There were a smattering of paramounts who had carving skills, but most of them had left civilian activities to their supporters and hangers-on, preferring to be combat specialists raking in the money and paying their attendants, cohorts, and followers to do mundane tasks.
As a result, if one of us didn’t want to carve you some of these Scarabs, it didn’t matter how many Hearts you’d collected. Our normal compensation was basically going to be 2:1, so half the Scarabs we made we’d decide where they went.
It wasn’t that different from the Elemental Fields, which over the last few months had settled down to regular teams making excursions out there. The gem carvers were only getting better and faster at their craft, and the teams faster and better at clearing out the Elementals.
Best of all, the mixed Elementals meant the Karma was good for both Matrix and Isparian advancement. Prismatic Stones were becoming more and more common as a result.
“They will keep you busy all day and all night with their demands if you let them,” Master Harlune laughed, following my gaze. “You are far more active in the field than I, so I will take over the cutting of these Hearts, if that is alright with you. Will that Fabrication magic you know help?”
“Yes, but it’s a V, and the gods know how much I need more obligations to Cast V’s. Still…” I shook my head, and began to weave the best and fastest Crafting spell known, one that did eight hours of work in but a minute, drawing off the Caster’s own skills to do so.
If you had the right tools, and Shape Stone VII+1 was always the right tool here, then carving a Golum Heart wasn’t that hard. Adamantine would suffice on the physical level for non-Casters. Doing it RIGHT, however, was more difficult, and its sale value completely eclipsed its goldweight value, of course, simply due to current rarity and demand.
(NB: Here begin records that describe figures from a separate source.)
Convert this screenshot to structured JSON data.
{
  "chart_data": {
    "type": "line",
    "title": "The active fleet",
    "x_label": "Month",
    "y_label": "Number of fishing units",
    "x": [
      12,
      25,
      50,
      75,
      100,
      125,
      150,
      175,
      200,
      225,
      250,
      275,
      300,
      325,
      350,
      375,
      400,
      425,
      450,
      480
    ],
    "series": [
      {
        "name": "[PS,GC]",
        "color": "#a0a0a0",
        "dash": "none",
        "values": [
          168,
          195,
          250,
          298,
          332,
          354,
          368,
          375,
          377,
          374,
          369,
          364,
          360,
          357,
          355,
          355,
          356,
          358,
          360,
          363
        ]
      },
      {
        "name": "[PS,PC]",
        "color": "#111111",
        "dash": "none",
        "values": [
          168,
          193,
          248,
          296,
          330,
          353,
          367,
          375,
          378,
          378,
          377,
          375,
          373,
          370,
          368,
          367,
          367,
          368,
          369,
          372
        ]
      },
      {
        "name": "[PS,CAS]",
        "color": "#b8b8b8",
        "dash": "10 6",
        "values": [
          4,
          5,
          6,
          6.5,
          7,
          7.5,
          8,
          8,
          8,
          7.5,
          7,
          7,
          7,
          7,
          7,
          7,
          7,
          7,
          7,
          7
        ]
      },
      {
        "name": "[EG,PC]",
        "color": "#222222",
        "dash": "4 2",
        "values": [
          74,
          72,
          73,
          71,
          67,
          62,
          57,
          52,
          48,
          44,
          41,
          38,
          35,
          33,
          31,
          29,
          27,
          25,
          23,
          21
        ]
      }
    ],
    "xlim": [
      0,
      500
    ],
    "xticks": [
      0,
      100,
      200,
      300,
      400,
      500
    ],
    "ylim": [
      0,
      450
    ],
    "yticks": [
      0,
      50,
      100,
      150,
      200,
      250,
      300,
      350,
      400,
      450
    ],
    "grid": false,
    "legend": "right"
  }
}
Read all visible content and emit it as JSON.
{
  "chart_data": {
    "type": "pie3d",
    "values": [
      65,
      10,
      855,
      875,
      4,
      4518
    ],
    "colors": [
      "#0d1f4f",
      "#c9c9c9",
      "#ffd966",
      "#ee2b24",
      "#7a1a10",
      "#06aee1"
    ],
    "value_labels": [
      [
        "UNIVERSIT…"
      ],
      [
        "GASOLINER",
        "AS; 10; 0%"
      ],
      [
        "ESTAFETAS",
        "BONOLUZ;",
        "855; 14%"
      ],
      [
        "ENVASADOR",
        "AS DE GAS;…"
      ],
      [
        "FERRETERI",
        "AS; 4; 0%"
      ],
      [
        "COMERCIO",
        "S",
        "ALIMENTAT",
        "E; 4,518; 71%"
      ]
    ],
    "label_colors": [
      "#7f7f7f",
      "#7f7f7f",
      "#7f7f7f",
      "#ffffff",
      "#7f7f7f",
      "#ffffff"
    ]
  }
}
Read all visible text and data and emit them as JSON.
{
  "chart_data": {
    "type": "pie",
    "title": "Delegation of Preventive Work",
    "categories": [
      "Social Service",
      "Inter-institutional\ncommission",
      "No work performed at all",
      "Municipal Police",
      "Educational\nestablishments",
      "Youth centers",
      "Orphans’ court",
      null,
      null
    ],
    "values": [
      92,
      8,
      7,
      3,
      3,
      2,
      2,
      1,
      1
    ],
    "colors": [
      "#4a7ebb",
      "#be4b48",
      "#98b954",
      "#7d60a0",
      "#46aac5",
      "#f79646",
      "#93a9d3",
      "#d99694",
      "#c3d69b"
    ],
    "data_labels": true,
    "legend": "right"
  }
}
There were hissing sounds as the extraneous parts of the Hearts began to crumble away, one after another, sliced off by magic guided by other magic. Master Harlune watched with great interest as the Hearts were chipped down one by one at great speed, until the final wedge was glittering there, and then tink, tink! It fell apart into three identical Scarabs glittering with internal radiance and manaflows.
Ten Hearts fell apart before the spell was done, which was a fair display of how long it would have actually taken to carve them apart with Shape Stone.
“I think that may be the first V I ever learn,” Master Harlune swore, watching all that work get done so quickly and smoothly.